Personal information
- Born: October 14, 1967 (age 58)
- Listed height: 6 ft 3 in (1.91 m)
- Listed weight: 285 lb (129 kg)

Career information
- High school: East Marion (Columbia, Mississippi)
- College: Mississippi Valley State
- NFL draft: 1991: undrafted

Career history
- New Orleans Night (1991); Los Angeles Rams (1992); Albany Firebirds (1995)*;
- * Offseason or practice squad member only

Awards and highlights
- Second-team All-Arena (1991); Second-team All-SWAC (1989);
- Stats at ArenaFan.com

= Johnny Sims =

American football player (born 1967)

Johnny Sims (born October 14, 1967) is an American former professional football lineman who played one season with the New Orleans Night of the Arena Football League (AFL). He played college football at Mississippi Valley State University.

==Early life and college==
Johnny Sims was born on October 14, 1967. He played high school football at East Marion High School in Columbia, Mississippi.

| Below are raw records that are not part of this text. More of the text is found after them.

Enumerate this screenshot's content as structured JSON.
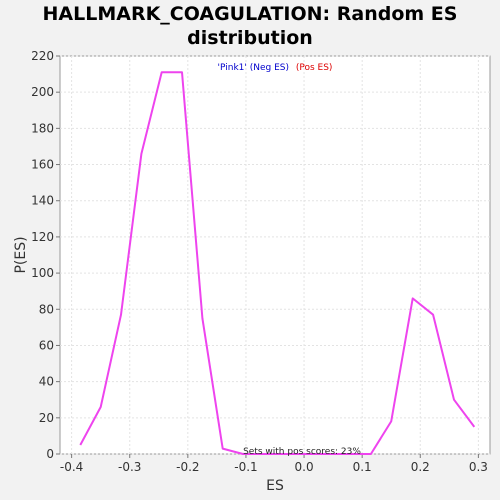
{
  "chart_data": {
    "type": "line",
    "title_line1": "HALLMARK_COAGULATION: Random ES",
    "title_line2": "distribution",
    "xlabel": "ES",
    "ylabel": "P(ES)",
    "xlim": [
      -0.42,
      0.32
    ],
    "ylim": [
      0,
      220
    ],
    "xticks": [
      -0.4,
      -0.3,
      -0.2,
      -0.1,
      0.0,
      0.1,
      0.2,
      0.3
    ],
    "xtick_labels": [
      "-0.4",
      "-0.3",
      "-0.2",
      "-0.1",
      "0.0",
      "0.1",
      "0.2",
      "0.3"
    ],
    "yticks": [
      0,
      20,
      40,
      60,
      80,
      100,
      120,
      140,
      160,
      180,
      200,
      220
    ],
    "ytick_labels": [
      "0",
      "20",
      "40",
      "60",
      "80",
      "100",
      "120",
      "140",
      "160",
      "180",
      "200",
      "220"
    ],
    "grid": true,
    "legend": {
      "neg_label": "'Pink1' (Neg ES)",
      "pos_label": "(Pos ES)",
      "neg_color": "#0000cc",
      "pos_color": "#dd0000"
    },
    "annotation": "Sets with pos scores: 23%",
    "series": [
      {
        "color": "#ee44ee",
        "x": [
          -0.385,
          -0.35,
          -0.315,
          -0.28,
          -0.245,
          -0.21,
          -0.175,
          -0.14,
          -0.105,
          -0.07,
          0.115,
          0.15,
          0.187,
          0.222,
          0.258,
          0.293
        ],
        "y": [
          5,
          26,
          77,
          166,
          211,
          211,
          75,
          3,
          0,
          0,
          0,
          18,
          86,
          77,
          30,
          15
        ]
      }
    ]
  }
}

Sims played college football for the Mississippi Valley State Delta Devils of Mississippi Valley State University from 1986 to 1990 as a defensive tackle. He recorded 88 tackles and 16 sacks in 1989, earning second-team All-SWAC honors. He announced that he was returning to Mississippi Valley State for his fifth season, much to the surprise of the media who thought he had NFL prospects. After four losing seasons, Sims said he wanted help Mississippi Valley State and new head coach Larry Dorsey have a winning season. Sims stated "I wouldn't miss this season for all the money in the NFL." The 1990 Mississippi Valley State Delta Devils went 6–5.

==Professional career==
In May 1991, it was reported that Sims and fellow Mississippi Valley State alum, quarterback Willie Totten, had signed with the New Orleans Night of the Arena Football League (AFL). Sims played in eight games for the Night during the team's inaugural 1991 season, recording 13 solo tackles, three assisted tackles, three sacks, and one blocked kick. He was an offensive lineman/defensive lineman during his time in the AFL as the league played under ironman rules. Sims earned second-team All-Arena honors for his performance during the 1991 season. The Night finished the year with a 4–6 record. Sims stood 6'3" and weighed 285 pounds during his AFL career.

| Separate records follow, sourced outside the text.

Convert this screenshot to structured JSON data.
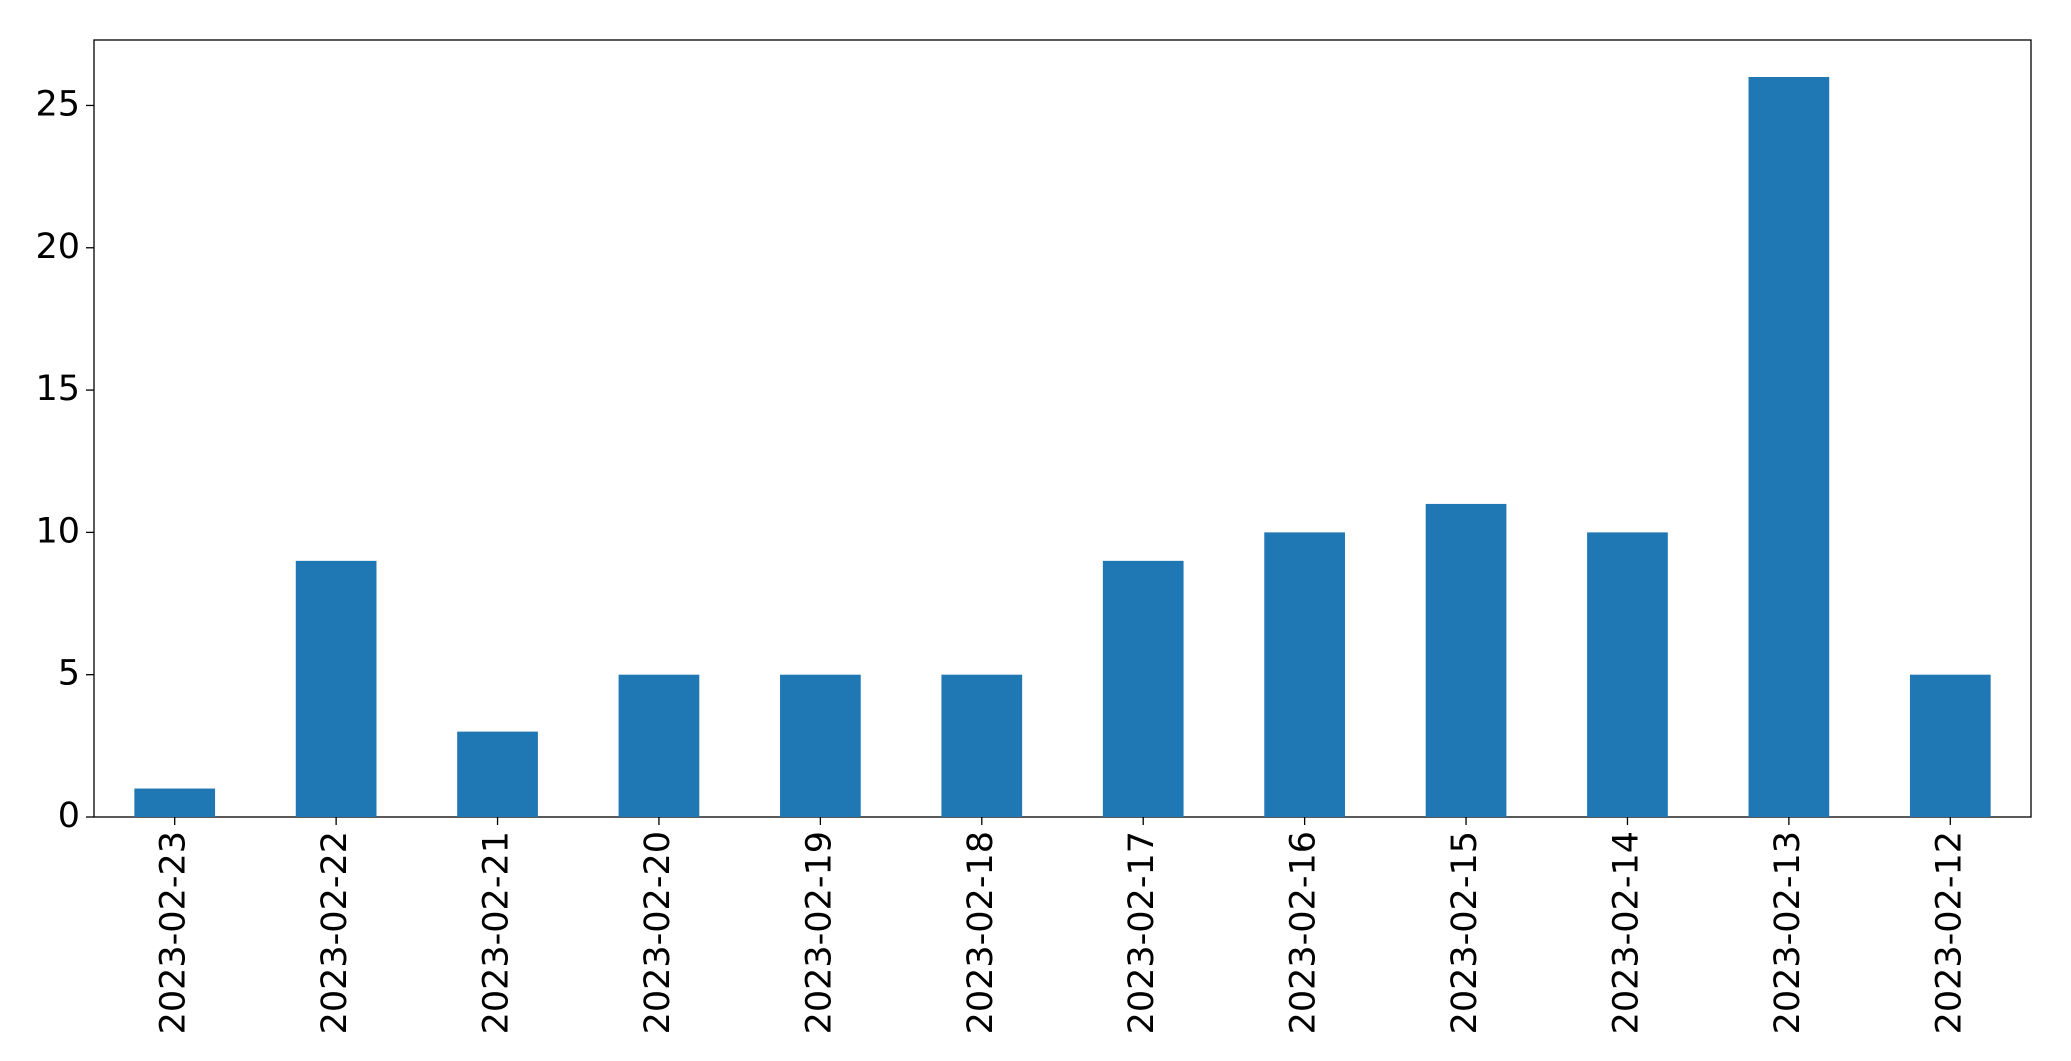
{
  "chart_data": {
    "type": "bar",
    "categories": [
      "2023-02-23",
      "2023-02-22",
      "2023-02-21",
      "2023-02-20",
      "2023-02-19",
      "2023-02-18",
      "2023-02-17",
      "2023-02-16",
      "2023-02-15",
      "2023-02-14",
      "2023-02-13",
      "2023-02-12"
    ],
    "values": [
      1,
      9,
      3,
      5,
      5,
      5,
      9,
      10,
      11,
      10,
      26,
      5
    ],
    "color": "#1f77b4",
    "ylim": [
      0,
      27.3
    ],
    "yticks": [
      0,
      5,
      10,
      15,
      20,
      25
    ],
    "grid": false
  }
}
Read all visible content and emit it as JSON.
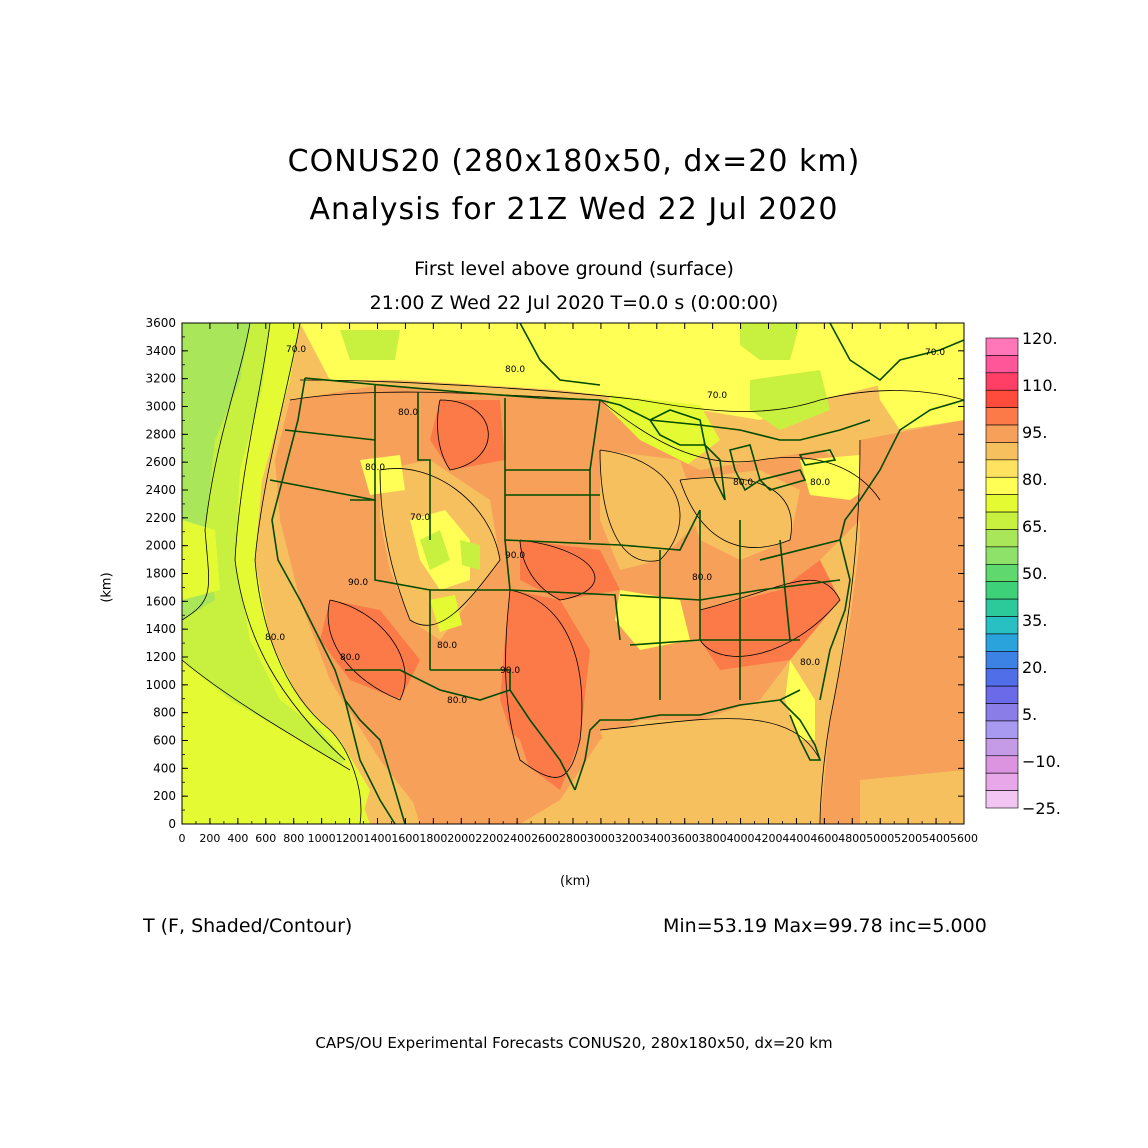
{
  "title": "CONUS20 (280x180x50, dx=20 km)",
  "subtitle": "Analysis for 21Z Wed 22 Jul 2020",
  "level": "First level above ground (surface)",
  "valid_time": "21:00 Z Wed 22 Jul 2020    T=0.0 s (0:00:00)",
  "variable": "T (F, Shaded/Contour)",
  "stats": "Min=53.19 Max=99.78 inc=5.000",
  "footer": "CAPS/OU Experimental Forecasts  CONUS20, 280x180x50, dx=20 km",
  "axes": {
    "xlabel": "(km)",
    "ylabel": "(km)",
    "x_ticks": [
      "0",
      "200",
      "400",
      "600",
      "800",
      "1000",
      "1200",
      "1400",
      "1600",
      "1800",
      "2000",
      "2200",
      "2400",
      "2600",
      "2800",
      "3000",
      "3200",
      "3400",
      "3600",
      "3800",
      "4000",
      "4200",
      "4400",
      "4600",
      "4800",
      "5000",
      "5200",
      "5400",
      "5600"
    ],
    "y_ticks": [
      "0",
      "200",
      "400",
      "600",
      "800",
      "1000",
      "1200",
      "1400",
      "1600",
      "1800",
      "2000",
      "2200",
      "2400",
      "2600",
      "2800",
      "3000",
      "3200",
      "3400",
      "3600"
    ],
    "xlim": [
      0,
      5600
    ],
    "ylim": [
      0,
      3600
    ]
  },
  "colorbar": {
    "labels": [
      "120.",
      "110.",
      "95.",
      "80.",
      "65.",
      "50.",
      "35.",
      "20.",
      "5.",
      "−10.",
      "−25."
    ],
    "colors": [
      "#ff77b8",
      "#ff5599",
      "#ff3f66",
      "#ff4b3c",
      "#fb7a48",
      "#f7a05a",
      "#f7c05f",
      "#ffe25f",
      "#ffff55",
      "#e4fb33",
      "#c8f03e",
      "#aae65a",
      "#8ee26a",
      "#5fd86e",
      "#3dd27a",
      "#2cc99b",
      "#28c0c2",
      "#2aa2db",
      "#3b82e4",
      "#4f6ee8",
      "#6b6ae8",
      "#8a7de8",
      "#a79af0",
      "#c59ae6",
      "#dc94e0",
      "#e7a7e8",
      "#f2c5f2"
    ]
  },
  "contour_labels": [
    "70.0",
    "80.0",
    "80.0",
    "70.0",
    "90.0",
    "80.0",
    "80.0",
    "80.0",
    "80.0",
    "80.0",
    "80.0",
    "90.0",
    "90.0",
    "80.0",
    "80.0",
    "70.0",
    "80.0",
    "70.0"
  ],
  "colors": {
    "coast": "#004c00",
    "contour": "#000000"
  }
}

Sims signed with the Los Angeles Rams of the National Football League (NFL) on May 8, 1992, as a defensive tackle. He was waived/injured on July 25 and then reverted to injured reserve. He was waived by the Rams on November 17, 1992, and released the next day.

Sims later signed with the Albany Firebirds of the AFL for the 1995 season. He was waived on February 2, 1995.